Inappropriate medication prescribing, such as underprescribing, misprescribing and overprescribing, is defined as the failure to achieve optimal quality of medication use.
In this week's issue of the journal PLOS One, published by the Public Library of Science, Dutch researchers reviewed 19 studies from the U.S. and Europe of inappropriate medication use by those aged 65 or older.
"Approximately one in five prescriptions to elderly persons in primary care is inappropriate despite the attention that has been directed to quality of prescription," Dedan Opondo of the Academic Medical Center in Amsterdam and his co-authors said.
Medications with the highest rates of inappropriate use were:
- Antihistamine diphenhydramine.
- Antidepressant amitriptyline.
- Pain reliever propoxyphene, which was withdrawn from the market in Canada in 2010.
"Diphenhydramine and amitriptyline are the most common inappropriately prescribed medication with high risk adverse events while propoxyphene and [blood pressure and enlarged prostate medication] doxazosin are the most commonly prescribed medications with low risk adverse events," the researchers concluded.
"These medications are good candidates for being targeted for improvement e.g. by computerized clinical decision support."
The researchers suggested that clinical decision support systems can provide alerts during prescribing based on guidelines such as the Beers criteria, a tool to assess the appropriateness of prescriptions.
They acknowledged that the Beers criteria may be an oversimplification of real clinical practice.

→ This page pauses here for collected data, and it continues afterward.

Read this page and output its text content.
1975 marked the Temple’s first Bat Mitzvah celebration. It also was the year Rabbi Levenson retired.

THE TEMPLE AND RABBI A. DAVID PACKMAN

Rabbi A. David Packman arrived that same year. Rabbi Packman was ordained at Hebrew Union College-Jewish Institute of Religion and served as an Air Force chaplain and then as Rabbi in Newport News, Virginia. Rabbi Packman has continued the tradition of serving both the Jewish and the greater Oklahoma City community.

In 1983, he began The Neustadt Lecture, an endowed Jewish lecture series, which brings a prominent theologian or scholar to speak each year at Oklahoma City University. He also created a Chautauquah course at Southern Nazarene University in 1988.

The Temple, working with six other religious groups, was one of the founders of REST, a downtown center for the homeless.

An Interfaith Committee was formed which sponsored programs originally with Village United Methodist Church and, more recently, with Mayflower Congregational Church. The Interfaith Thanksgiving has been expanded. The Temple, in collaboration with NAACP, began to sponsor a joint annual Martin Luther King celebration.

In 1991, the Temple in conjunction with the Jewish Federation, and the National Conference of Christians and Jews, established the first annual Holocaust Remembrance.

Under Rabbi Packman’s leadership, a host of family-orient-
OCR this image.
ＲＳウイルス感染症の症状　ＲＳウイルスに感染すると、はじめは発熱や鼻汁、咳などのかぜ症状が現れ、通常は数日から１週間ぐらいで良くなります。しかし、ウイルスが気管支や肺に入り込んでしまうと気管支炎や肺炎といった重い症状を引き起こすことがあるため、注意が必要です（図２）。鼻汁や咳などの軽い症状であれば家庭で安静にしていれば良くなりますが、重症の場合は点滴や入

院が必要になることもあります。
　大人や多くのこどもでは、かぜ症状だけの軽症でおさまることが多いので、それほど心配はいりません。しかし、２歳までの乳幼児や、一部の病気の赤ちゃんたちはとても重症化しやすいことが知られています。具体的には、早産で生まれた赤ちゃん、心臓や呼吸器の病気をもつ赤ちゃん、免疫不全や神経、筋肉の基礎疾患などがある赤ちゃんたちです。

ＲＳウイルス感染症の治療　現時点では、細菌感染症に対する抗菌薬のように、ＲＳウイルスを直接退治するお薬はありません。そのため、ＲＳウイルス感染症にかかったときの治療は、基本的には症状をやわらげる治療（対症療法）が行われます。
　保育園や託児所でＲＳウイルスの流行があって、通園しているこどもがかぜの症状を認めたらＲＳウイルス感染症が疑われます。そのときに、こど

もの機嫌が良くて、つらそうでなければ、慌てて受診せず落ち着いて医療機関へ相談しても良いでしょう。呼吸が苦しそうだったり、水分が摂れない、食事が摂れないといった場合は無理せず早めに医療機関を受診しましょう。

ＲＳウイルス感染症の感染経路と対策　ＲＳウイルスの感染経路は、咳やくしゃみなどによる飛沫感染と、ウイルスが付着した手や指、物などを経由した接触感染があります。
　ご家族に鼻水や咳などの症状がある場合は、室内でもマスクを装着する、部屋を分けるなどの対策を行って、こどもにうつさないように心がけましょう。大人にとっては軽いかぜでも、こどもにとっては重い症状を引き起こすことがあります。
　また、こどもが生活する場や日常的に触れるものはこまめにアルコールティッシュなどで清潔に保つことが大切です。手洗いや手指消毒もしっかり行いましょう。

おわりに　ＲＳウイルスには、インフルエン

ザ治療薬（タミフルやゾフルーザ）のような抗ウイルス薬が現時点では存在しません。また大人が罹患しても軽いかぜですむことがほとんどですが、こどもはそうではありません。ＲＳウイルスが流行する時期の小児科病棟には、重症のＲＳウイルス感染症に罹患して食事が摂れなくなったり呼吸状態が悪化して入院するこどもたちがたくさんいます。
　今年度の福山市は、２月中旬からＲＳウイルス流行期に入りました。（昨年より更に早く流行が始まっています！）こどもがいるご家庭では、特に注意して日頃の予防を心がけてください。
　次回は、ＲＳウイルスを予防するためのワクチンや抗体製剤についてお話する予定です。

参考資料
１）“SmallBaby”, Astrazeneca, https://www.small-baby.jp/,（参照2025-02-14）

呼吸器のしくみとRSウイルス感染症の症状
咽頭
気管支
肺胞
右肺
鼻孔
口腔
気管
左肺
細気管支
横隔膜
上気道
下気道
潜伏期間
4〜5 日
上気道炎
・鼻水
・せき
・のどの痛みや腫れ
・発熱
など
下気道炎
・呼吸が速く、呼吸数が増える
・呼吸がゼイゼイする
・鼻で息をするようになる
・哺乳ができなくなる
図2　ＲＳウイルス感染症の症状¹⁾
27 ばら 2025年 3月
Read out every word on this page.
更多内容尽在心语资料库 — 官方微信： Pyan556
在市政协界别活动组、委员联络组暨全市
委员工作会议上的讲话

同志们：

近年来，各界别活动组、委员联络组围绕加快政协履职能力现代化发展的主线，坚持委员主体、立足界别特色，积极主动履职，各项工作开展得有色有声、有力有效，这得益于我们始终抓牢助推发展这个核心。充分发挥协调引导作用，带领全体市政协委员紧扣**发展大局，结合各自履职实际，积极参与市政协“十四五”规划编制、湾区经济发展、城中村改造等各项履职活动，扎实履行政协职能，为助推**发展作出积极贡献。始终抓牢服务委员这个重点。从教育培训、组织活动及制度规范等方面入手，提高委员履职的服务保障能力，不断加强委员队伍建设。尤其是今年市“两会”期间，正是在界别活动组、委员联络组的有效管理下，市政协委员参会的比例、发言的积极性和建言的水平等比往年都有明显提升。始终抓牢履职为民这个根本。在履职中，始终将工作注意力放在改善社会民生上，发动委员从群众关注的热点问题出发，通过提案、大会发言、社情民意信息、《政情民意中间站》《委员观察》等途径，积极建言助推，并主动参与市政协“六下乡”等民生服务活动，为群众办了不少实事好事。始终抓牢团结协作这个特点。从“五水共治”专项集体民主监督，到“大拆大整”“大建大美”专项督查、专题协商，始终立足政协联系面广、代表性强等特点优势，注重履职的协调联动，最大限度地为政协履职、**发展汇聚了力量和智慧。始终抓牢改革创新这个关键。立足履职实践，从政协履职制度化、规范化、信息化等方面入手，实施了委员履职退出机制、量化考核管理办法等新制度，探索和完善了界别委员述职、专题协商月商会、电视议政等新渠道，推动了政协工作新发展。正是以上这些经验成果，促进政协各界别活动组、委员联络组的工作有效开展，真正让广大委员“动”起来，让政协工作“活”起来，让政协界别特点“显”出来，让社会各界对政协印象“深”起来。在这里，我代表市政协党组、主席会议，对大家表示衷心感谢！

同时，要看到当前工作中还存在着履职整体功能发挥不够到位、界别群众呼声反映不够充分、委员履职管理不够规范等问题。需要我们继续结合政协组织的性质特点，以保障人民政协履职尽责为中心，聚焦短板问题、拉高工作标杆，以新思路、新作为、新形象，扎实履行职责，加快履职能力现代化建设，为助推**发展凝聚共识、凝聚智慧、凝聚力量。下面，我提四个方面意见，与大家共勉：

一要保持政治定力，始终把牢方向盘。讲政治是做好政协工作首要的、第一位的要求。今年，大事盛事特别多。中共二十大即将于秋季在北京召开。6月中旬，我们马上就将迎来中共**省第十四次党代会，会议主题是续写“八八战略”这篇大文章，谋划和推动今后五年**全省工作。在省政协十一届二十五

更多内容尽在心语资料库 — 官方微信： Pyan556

Some medications such as doxazosin may still be used safely in those older than 65 depending on their clinical condition.
It's also difficult to estimate the overall prevalence of inappropriate medication prescribing since the number of patients included in the studies varied widely and some medications are unavailable in some countries, the researchers said.
On Wednesday, researchers estimated that adverse reactions to prescriptions by seniors cost the health-care system an estimated $35.7 million a year in Canada.